I contacted the snowmobile club and talked to Audrey and quickly made plans to go for a trail ride on an upcoming weekend.   She let me know that she had talked to some of the club members in Dryden and in Sioux  Lookout and that we were going to do a halfway meet at a place called Center Fire Lake.   We were to meet up at the snowmobile club in Dryden at ten am Sunday, then head out on a about a thirty five mile ride to the rendezvous point to meet the Sioux Lookout club members and have a camp fire and hot dog roast.

So the day arrived and I was up at seven in the morning, and the temperature was hovering around the minus thirty degree mark.  I knew this was a possibility from day one so I humbly accepted my fate and got out of bed.   I warmed up the car and grabbed all my gear and was sent on my way with a coffee and some food.
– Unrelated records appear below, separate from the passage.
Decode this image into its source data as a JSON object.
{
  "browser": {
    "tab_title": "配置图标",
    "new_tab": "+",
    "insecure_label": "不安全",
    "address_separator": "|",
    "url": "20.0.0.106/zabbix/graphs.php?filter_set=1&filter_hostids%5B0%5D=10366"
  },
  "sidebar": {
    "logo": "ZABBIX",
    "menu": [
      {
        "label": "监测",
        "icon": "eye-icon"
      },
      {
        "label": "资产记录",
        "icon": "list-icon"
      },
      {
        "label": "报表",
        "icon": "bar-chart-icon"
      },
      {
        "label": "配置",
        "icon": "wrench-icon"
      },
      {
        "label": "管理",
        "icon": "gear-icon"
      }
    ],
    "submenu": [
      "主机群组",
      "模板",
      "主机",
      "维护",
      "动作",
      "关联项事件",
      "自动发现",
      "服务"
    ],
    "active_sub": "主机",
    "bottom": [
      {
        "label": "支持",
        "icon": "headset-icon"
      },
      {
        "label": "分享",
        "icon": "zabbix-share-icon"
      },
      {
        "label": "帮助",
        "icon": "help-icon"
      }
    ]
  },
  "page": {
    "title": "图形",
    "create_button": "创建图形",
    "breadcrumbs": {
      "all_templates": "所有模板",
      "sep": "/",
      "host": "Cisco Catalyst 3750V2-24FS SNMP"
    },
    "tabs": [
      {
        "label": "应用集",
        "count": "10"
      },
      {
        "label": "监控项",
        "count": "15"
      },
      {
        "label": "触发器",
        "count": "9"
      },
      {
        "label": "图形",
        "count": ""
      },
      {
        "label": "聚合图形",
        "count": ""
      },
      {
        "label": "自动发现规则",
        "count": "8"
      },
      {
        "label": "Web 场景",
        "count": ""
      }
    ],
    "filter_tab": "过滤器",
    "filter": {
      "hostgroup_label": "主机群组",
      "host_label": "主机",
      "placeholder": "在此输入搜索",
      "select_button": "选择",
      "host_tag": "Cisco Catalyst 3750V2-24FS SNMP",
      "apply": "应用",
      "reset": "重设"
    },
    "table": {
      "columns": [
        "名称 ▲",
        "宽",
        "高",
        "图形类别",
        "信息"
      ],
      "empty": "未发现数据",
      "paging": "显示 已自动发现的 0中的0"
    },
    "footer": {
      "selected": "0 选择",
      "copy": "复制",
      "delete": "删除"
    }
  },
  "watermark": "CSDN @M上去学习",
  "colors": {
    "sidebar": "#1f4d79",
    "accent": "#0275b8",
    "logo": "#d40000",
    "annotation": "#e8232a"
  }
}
When I arrived at the club I saw five snowmobiles and four people talking out behind the club so I went and introduced myself and got the update on the situation.  The Sioux Lookout club had sent a text this morning and said it was too cold and they would be an hour late, a few people had backed out because of the cold and a couple more had said they would be late.   I was given the "club sled" a maroon Polaris wide track classic.  I strapped my backpack full of camera gear and snacks into the cargo rack on the back and after learning how it like to be started, warmed up the old sled.                        

Our group of six machines hit the trail shortly after ten.   Due to the weird weather we had in mid March the trails were hard packed ice when we  went for our ride.  Luckily the frequent photo stops allowed us to throw some snow on our sliders to keep them cool.  This was my first time riding on a groomed/maintained trail and I must say it sure is nice.  Nice in the sense that it's a smooth ride and easy to follow, and really nice knowing you won't be getting stuck trying to get where you are going.   

After a nice relaxing two hour drive we arrived  at Center Fire for our campfire and hot dog roast.  It was noon and the temperature was now up to minus six and the skies were sunny and cloudless with light winds.   After the first round of hotdogs we heard the first sleds approaching from Sioux Lookout.    They let us know some people were back at the lake, so someone from our group went and let them know we were by the warm up shack with a fire going.   With their arrival our group had over doubled, the fire got bigger and the stories kept coming.  The shared love of snowmobiles and the outdoors made fast friends between the new people like myself and led to many humorous stories from old friends reunited on the trail.                              

We spent a few hours at the fire; having a fire roasted snack,  getting to know each other, learning about the different features and custom work done to each other's snowmobiles and finding out where how much to get similar modifications done to their machine.   At around three thirty we put out the fire and got geared up for the ride home.  We stopped a couple more times on the way home for photos and after about two hours we were back in Dryden at the snowmobile club in time to make it home dinner.